The pallium or cerebral cortex is a region of the brain responsible for complex cognitive functions and that more distinguishes the human being from other species. We have more neurons located at this point, which seems that it allows us to process complex information, such as thought, perception, decision making and language production. However, we are not the only ones: all mammals, in addition to birds and reptiles have developed complex brain circuits. To date, it was thought that we had all evolved from a common ancestor. Now, two studies published in the magazine ‘Science’ (here and here) and led by Fernando García-Moreno, researcher Ikerbasque at the Achucarro Basque Center for Neuroscience (Achucarro) Research Center and at the University of the Basque Country (UPV/EHU), they come to refute this belief: in reality in all three cases, The different brains evolved in parallel and divergent.
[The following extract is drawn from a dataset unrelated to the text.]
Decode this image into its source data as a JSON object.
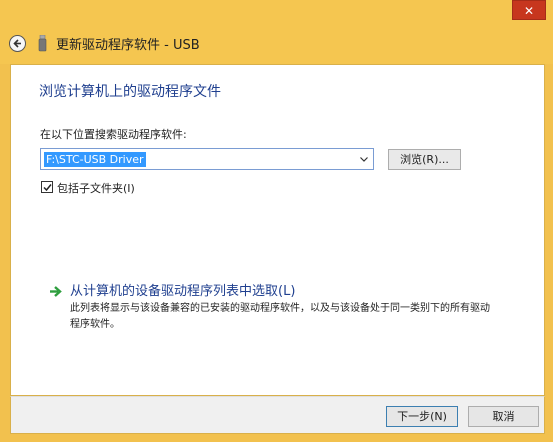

The first study, developed by Eneritz Rueda-Esalaña and Fernando García Moreno in Aachucarro and supported by a multidisciplinary team of collaborators of the Basque Cicbiogune and BCAM centers, Madrid’s CNIC, the University of Murcia, Krembil (Canada) and the University of Stockholm , shows that although birds and mammals have developed circuits with similar functions, the way in which these circuits are generated during embryonic development is radically different.
“Their neurons are born in different places and moments of development for each species,” explains García Moreno, director of the Cerebral Development and Evolution Laboratory, “indicating that they are not comparable neurons derived from a common ancestor.” Through space transcriptomic analysis and mathematical modeling, researchers found that neurons responsible for sensory processing in birds and mammals are made up using groups of different genes. «The genetic tools they use to cement their cell identity varies from one species to another, each sample new and unique cell types». All this indicates that these structures and circuits are not homologous, but the result of convergent evolution. That is, “they have generated these essential neuronal circuits through different evolutionary paths.”
The second study deepens more in these differences. Carried out at the University of Heidelberg (Germany) and co-direct by Bastienne Zaremba, Henrik Kaessmann and Fernando García Moreno, provides a detailed atlas of cell types in the brain of birds and compares it with that of mammals and reptiles. “We have been able to describe the hundreds of genes used by each type of neuron in these brains, cell to cell, to compare them with bioinformatics tools.”
The results show that birds have preserved most inhibitory neurons present in other vertebrates, for hundreds of millions of years. However, their excitatory neurons responsible for the transmission of information in the Palio have evolved uniquely. Only some cell types were identified in the avian brain with genetic profiles similar to others present in mammals, such as the cloister and the hippocampus, which suggests that some neurons are very old and shared. “However, most excitatory neurons have evolved from new and different ways in each species,” says García-Moreno.
Evolution finds different paths
“Our studies show that evolution has found multiple solutions to build complex brains,” explains García-Moreno. «Birds have developed sophisticated neuronal circuits through their own mechanisms, without following the same path as mammals. This changes the way we understand the evolution of the brain ».
These findings underline the evolutionary flexibility of brain development, showing that advanced cognitive functions can emerge through very different cell and genetic pathways.
The discovery that birds and mammals have developed neuronal circuits independently has important implications for comparative neuroscience. Understanding the different genetic programs that give rise to specific neuronal types could open new ways for research in neurodevelopment. García Moreno is committed to this type of basic research, “only understanding how the brain forms, both in its embryonic development and in its evolutionary history, we can understand how it works.”